Intent distribution is top pages. On the web, you look at which pages get the most visits to understand what your audience wants. For AI channels, you look at which intents get the most volume — "pricing inquiry" at 40%, "scheduling" at 25%, "support" at 20%. Same question, different surface.
Escalation rate is bounce rate. When a voice agent hands off to a human, the channel didn't fully serve the visitor. A 12% overall rate might look fine — until you break it down by intent and discover "billing inquiry" is at 45% while everything else is under 10%. That's the same insight as one landing page with a 90% bounce rate. The traffic is there. The channel isn't converting it.
Response latency is page load time. Web analytics has always cared about speed because slow pages lose visitors. Voice has the same dynamic — above 3 seconds to first response, callers start talking over the agent, and the conversation breaks down. Our P95 was 4.2 seconds during peak hours while the average sat at a comfortable 1.8s. Averages lie. The percentile is where the traffic leaks.

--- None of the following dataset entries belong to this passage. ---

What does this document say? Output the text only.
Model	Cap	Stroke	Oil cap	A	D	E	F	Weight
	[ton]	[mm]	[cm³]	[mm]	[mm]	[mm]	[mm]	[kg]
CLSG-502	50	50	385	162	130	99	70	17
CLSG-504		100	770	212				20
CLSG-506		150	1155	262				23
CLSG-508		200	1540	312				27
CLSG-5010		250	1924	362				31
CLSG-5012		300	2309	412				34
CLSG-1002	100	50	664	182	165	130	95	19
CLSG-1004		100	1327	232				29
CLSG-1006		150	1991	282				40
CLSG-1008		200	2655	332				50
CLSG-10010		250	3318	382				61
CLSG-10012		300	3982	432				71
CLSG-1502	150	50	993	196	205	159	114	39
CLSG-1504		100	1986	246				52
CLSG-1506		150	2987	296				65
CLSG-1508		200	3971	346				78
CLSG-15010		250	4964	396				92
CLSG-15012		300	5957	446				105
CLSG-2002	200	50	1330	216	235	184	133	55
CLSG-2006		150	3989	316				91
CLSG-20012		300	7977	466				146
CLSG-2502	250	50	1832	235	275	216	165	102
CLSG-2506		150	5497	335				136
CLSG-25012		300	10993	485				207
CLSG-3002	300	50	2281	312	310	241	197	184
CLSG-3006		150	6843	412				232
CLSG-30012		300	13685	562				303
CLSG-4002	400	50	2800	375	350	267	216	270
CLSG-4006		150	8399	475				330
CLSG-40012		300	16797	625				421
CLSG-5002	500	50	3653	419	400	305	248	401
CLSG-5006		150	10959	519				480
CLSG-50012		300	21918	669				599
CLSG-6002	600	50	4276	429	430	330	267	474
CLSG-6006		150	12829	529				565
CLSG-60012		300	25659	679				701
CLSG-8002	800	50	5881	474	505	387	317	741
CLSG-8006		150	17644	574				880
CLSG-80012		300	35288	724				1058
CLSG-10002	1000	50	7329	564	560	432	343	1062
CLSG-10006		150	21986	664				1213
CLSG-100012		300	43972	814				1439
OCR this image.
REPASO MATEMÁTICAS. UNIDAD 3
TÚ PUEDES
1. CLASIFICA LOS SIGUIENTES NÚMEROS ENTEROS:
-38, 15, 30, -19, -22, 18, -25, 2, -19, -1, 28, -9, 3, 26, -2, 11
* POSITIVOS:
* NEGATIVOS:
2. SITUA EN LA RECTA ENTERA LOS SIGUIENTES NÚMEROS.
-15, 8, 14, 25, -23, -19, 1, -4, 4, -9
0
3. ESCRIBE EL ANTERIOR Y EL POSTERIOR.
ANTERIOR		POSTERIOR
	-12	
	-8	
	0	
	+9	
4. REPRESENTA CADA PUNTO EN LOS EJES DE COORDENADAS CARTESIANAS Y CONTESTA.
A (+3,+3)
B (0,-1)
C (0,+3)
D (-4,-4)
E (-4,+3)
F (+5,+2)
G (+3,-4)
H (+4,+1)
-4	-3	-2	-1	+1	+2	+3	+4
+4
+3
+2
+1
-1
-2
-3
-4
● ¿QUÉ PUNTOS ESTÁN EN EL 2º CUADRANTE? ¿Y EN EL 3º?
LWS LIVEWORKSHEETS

And then there's the one that only becomes visible when all traffic is in one place: channel correlation. Weeks with higher resolved voice call volume consistently correlate with higher web conversion rates in our data. We can't prove causation — the events come from different channels. But the pattern is there, in the same time series, the same chart. Try spotting that when your voice data is in Twilio and your web data is in GA4.
The definition expanded
For twenty years, "traffic" meant web visits. That was the whole surface area. Analytics tools were built for that world, and they're very good at it.
The surface area expanded. Every voice agent, chatbot, and copilot your team ships is a new channel where traffic flows — from the same campaigns, the same referrers, the same audience. The first principle didn't change. Traffic is still the thing you measure. The definition just grew past what single-channel tools can see.
Metrone is a unified traffic analytics layer. One schema for every channel. One pipeline for every event. One source of truth for the total picture. Because traffic is traffic, regardless of which channel carries it. The analytics layer should reflect that.